As the majority states, it was the intent of Congress to
“freeze fees at the level as of November 15, 1991.” To determine
the particulars of that intent, I would restore “collected” as
the companion of “charged,” and respect the specificity of
“November 15, 1991.” A court should presume that every word has
some meaning, and avoid rendering any word nugatory. Tiger
Stadium Fan Club, Inc v Governor, 217 Mich App 439, 457; 553 NW2d
7. Accordingly, I would read “fee . . . that such State
collected or charged as of November 15, 1991” as fixing fee
levels by reference to what the state charged on, or had actually
collected by, November 15, 1991.
The statute does not refer to a “period” ending on November
15, but simply to that specific date. It does not refer only to
the fee structure in place at the specified time, but to fees
“collected or charged” at that time, identifying fees payable to
the state, or already paid to the state (for whatever the
reason), as establishing the level at which the fees are to be
frozen. The words “as of” in reference to a specific date
clearly refer to the status quo in place on that date. Thus, the
congressional intent to freeze fees at the rates “collected or
charged as of November 15, 1991” plainly recognizes for this
purpose both the rates actually charged, and those according to
which fees were actually collected, on that date.

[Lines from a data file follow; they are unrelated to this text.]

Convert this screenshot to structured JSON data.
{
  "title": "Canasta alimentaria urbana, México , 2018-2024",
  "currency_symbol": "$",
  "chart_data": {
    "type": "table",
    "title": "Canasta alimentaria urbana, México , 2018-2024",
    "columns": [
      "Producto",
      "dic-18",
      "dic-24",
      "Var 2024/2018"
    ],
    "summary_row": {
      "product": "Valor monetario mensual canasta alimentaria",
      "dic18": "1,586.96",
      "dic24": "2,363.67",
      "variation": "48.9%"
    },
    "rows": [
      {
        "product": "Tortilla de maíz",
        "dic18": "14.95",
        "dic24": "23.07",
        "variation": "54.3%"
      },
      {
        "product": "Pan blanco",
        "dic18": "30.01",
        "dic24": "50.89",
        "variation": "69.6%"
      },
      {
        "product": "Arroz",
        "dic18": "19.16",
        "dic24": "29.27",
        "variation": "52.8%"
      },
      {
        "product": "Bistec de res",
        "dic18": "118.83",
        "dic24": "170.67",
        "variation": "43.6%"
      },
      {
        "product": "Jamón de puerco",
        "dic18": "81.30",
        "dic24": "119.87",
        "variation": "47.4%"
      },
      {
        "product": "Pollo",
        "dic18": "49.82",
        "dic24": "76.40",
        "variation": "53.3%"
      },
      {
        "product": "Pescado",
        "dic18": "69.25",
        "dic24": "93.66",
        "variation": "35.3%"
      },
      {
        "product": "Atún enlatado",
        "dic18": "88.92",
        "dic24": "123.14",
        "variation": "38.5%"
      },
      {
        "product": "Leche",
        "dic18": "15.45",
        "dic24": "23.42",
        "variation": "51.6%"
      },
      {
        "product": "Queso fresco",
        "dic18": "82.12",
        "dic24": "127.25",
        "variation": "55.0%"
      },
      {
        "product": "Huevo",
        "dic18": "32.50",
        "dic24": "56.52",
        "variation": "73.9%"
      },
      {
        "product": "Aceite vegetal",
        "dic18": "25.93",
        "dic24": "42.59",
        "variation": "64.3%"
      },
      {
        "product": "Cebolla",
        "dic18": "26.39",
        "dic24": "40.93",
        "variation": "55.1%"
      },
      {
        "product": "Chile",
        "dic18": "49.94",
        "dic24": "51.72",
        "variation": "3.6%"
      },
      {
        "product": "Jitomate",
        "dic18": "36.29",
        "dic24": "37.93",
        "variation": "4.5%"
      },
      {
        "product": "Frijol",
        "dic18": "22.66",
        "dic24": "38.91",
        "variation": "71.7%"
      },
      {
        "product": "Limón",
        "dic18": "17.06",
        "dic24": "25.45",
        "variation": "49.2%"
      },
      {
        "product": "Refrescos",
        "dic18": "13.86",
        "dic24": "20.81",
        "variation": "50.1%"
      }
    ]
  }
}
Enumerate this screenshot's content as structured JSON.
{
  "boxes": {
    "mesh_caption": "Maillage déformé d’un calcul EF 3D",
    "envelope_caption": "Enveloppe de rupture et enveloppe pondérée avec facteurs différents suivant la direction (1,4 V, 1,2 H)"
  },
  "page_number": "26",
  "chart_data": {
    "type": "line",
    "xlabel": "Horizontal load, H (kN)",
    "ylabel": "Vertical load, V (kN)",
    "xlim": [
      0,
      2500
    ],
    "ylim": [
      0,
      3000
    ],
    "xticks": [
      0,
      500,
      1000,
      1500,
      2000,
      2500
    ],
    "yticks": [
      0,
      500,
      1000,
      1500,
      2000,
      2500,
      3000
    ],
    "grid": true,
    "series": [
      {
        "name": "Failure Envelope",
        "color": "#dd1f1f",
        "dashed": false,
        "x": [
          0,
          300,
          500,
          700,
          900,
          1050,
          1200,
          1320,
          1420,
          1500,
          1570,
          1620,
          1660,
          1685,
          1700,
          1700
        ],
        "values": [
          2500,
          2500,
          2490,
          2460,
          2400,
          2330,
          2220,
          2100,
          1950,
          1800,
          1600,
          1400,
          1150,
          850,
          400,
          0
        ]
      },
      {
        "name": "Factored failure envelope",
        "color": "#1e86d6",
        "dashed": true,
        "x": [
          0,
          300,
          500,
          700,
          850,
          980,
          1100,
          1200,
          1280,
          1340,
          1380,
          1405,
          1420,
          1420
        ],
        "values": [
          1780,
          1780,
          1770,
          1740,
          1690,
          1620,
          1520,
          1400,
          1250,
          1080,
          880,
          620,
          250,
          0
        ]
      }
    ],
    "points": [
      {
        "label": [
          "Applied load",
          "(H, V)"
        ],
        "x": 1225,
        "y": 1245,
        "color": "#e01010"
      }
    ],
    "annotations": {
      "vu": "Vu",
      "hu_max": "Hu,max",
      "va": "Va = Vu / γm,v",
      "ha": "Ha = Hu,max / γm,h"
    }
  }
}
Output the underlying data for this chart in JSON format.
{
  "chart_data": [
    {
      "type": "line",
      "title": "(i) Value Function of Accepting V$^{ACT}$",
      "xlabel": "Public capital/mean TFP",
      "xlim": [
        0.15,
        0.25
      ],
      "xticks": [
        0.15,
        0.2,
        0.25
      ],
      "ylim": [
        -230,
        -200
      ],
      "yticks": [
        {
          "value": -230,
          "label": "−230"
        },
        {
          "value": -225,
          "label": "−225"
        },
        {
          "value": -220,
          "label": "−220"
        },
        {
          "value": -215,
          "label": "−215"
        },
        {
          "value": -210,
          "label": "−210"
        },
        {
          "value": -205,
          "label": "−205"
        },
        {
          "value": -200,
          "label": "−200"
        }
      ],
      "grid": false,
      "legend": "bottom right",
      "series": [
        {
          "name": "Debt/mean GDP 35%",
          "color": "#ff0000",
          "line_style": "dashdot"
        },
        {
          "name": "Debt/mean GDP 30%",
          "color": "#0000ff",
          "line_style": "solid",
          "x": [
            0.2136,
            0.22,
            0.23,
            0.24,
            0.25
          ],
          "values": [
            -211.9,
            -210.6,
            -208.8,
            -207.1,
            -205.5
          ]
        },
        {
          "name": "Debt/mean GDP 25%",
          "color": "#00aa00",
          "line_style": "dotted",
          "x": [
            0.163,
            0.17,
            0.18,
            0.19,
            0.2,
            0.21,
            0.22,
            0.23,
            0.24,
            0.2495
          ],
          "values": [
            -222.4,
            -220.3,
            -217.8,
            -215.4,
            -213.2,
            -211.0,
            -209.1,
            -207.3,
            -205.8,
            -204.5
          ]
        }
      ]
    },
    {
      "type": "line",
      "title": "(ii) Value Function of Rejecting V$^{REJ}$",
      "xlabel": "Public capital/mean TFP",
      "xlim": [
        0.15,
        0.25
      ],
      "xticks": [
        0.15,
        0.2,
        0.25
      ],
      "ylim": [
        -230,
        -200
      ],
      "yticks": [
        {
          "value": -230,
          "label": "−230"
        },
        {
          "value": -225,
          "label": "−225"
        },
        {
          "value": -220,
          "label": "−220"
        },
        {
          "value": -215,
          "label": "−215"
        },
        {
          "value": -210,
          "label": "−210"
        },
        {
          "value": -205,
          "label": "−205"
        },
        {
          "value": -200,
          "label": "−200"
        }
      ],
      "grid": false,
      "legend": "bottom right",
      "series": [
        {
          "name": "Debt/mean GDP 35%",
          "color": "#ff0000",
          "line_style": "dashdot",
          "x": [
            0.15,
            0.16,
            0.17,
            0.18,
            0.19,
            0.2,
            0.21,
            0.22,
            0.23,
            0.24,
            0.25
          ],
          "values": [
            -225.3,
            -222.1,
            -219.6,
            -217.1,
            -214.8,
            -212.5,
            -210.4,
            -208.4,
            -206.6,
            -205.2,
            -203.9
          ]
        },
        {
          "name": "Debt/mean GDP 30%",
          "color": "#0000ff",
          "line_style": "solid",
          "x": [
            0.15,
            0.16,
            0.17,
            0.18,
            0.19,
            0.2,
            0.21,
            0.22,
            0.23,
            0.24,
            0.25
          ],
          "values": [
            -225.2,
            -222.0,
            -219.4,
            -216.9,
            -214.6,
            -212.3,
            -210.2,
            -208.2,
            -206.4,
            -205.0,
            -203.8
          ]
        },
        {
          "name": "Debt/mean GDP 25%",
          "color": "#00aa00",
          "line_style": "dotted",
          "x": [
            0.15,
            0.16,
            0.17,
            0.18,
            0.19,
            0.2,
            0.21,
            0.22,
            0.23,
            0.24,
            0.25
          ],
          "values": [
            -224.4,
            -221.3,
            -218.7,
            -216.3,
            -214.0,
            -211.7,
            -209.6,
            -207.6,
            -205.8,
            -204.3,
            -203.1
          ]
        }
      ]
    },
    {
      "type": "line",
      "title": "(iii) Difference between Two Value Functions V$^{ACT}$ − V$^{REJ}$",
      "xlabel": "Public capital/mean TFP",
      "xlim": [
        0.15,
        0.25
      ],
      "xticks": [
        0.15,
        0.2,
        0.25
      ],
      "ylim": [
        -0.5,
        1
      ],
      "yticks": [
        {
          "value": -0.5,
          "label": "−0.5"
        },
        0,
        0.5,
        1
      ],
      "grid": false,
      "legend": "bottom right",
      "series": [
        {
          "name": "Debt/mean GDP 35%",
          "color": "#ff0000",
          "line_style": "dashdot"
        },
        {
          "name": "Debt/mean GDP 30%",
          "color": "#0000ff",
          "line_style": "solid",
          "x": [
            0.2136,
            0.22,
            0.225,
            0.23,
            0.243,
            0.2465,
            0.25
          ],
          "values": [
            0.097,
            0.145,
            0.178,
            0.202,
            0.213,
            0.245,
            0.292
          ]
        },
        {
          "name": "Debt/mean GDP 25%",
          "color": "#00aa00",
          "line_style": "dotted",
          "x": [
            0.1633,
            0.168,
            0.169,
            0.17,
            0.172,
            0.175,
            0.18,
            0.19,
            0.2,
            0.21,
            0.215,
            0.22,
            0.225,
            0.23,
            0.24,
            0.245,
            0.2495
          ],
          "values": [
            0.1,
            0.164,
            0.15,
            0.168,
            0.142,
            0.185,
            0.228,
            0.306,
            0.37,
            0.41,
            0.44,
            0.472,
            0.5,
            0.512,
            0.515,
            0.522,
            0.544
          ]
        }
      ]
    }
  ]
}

Accordingly, because the state had collected plaintiff’s
fees as envisioned for the 1992 registration year “as of November
15, 1991,” 49 USC 11506(c)(2)(B)(iv)(III), by its plain terms,
allows the state to continue to assess plaintiff’s fees according
to the new scheme under which plaintiff had tendered payment by
November 15, 1991.
At stake here is the state’s interest in collecting higher
fees from plaintiff in accordance with recent changes in the
state’s regulatory scheme, and plaintiff’s interest in avoiding
those fee increases and continuing to operate under the old
scheme. Each party argues that the other stands to receive a
windfall if the other’s interpretation of the statutory language
at issue is adopted. That statutes have the effect,
intentionally or not, of benefiting some and burdening others is
not a matter of dispute, and the ISTEA is no exception. Under
any interpretation of 49 USC 11506(c)(2)(B)(iv)(III), someone
will win and someone will lose. Although the state’s reading of
the statute to cause plaintiff to have to continue to pay much
higher fees simply because plaintiff chose to pay 1992 fees
before November 15, 1991, may seem a harsh result, the result is
equally harsh if the state is obliged to forego receiving the
higher revenues to which its own laws entitle it simply because
the federal statute articulated a date of late 1991 instead of
early 1992. For these reasons, I would avoid any concern for who
benefits, or who burdens, from 49 USC 11506(c)(2)(B)(iv)(III) and
simply give effect to its plain language.
Although I express no disagreement with the reasoning of
part V of the majority opinion, I do not join in that part
because it concerns the relief to which plaintiff is entitled,
where under my reading of the statute in question plaintiff is
not entitled to any relief. I concur with parts III, IV, and VI.